In front of him stood a child.

He had orange hair messy like a bird's nest, huge bright eyes full of an innocence he thought he had lost years ago, and a body...

Hinata lifted his pajama shirt with trembling hands.

"— Meu Deus..." he whispered, horrified and fascinated at the same time. "I'm soft."

He touched his stomach. Flat, yes, but zero definition. He squeezed his arm. Like a noodle. He looked at his legs, his prized legs that were his engine, his greatest pride, capable of inhuman jumps. Now they looked like twigs.

"I'm a baby," he said aloud, in Japanese this time, hearing his own high-pitched, almost squeaky voice. "I'm a damn little chick again."

The irony hit him so hard he almost laughed. He had the tactical knowledge in his head to dismantle the Argentine National Team, he knew how to read a triple block in microseconds, he knew how to nourish his body at a molecular level... but he was trapped in the vessel of a kid who would probably get tired running five kilometers.

"This has to be a prank by Atsumu," he muttered, frantically looking around. "Where's my phone?"

He spotted a device on the study desk. It wasn't his latest-generation smartphone. It was his old mobile phone, a model he hadn't seen in nearly a decade. He grabbed it and pressed the button to light up the screen.

The date glowed in blocky pixels:

April 10, Year X (3rd Year of Junior High).

Hinata let the phone drop onto the bed.

Yukigaoka.

He hadn't gone to Karasuno yet. He hadn't met Kageyama yet. He hadn't lost yet.

Hinata looked at his pale, soft hands one more time. He clenched his fist. It was weak.

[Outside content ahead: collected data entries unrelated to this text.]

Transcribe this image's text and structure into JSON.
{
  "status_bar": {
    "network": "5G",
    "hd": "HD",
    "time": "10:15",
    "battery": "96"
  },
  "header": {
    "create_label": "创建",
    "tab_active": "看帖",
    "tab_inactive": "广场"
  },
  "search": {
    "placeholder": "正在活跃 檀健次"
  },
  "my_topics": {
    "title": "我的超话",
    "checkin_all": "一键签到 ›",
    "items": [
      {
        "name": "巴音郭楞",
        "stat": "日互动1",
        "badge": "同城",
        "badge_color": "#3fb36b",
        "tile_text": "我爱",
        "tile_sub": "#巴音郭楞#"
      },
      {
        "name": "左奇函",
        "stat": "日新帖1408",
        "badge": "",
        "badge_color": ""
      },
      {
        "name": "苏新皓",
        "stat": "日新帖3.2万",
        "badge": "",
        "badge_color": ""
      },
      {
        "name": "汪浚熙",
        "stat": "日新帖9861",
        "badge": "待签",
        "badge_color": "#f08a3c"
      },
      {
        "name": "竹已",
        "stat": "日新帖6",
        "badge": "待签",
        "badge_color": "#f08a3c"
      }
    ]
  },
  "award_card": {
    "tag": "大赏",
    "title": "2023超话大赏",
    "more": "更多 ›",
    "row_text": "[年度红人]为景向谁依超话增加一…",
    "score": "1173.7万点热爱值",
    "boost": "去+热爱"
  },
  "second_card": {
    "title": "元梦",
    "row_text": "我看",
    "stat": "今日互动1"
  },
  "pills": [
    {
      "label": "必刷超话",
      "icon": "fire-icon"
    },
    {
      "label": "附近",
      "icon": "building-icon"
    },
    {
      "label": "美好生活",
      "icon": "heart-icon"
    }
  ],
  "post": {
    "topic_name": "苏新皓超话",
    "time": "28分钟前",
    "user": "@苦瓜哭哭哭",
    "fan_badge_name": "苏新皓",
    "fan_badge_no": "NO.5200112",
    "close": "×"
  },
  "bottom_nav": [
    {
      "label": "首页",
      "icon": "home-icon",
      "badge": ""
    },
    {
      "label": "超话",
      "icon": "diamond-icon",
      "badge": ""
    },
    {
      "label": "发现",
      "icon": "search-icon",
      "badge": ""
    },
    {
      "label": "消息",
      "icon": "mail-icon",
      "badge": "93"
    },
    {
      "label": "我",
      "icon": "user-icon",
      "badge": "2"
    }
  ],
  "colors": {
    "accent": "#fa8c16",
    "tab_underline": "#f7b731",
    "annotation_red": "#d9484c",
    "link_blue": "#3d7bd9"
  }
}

Physically, he was pathetically weak compared to what he remembered.

But then, a slow, calm smile—strangely mature for his childish face—crept onto his lips. His eyes changed. The innocence of the reflection was eclipsed by the predatory gaze of a veteran.

"A whole year before high school..." he whispered, feeling an emotion distinct from adolescent anxiety. It was the calm of a pro. "I have time. This time, I'm not going to run blind."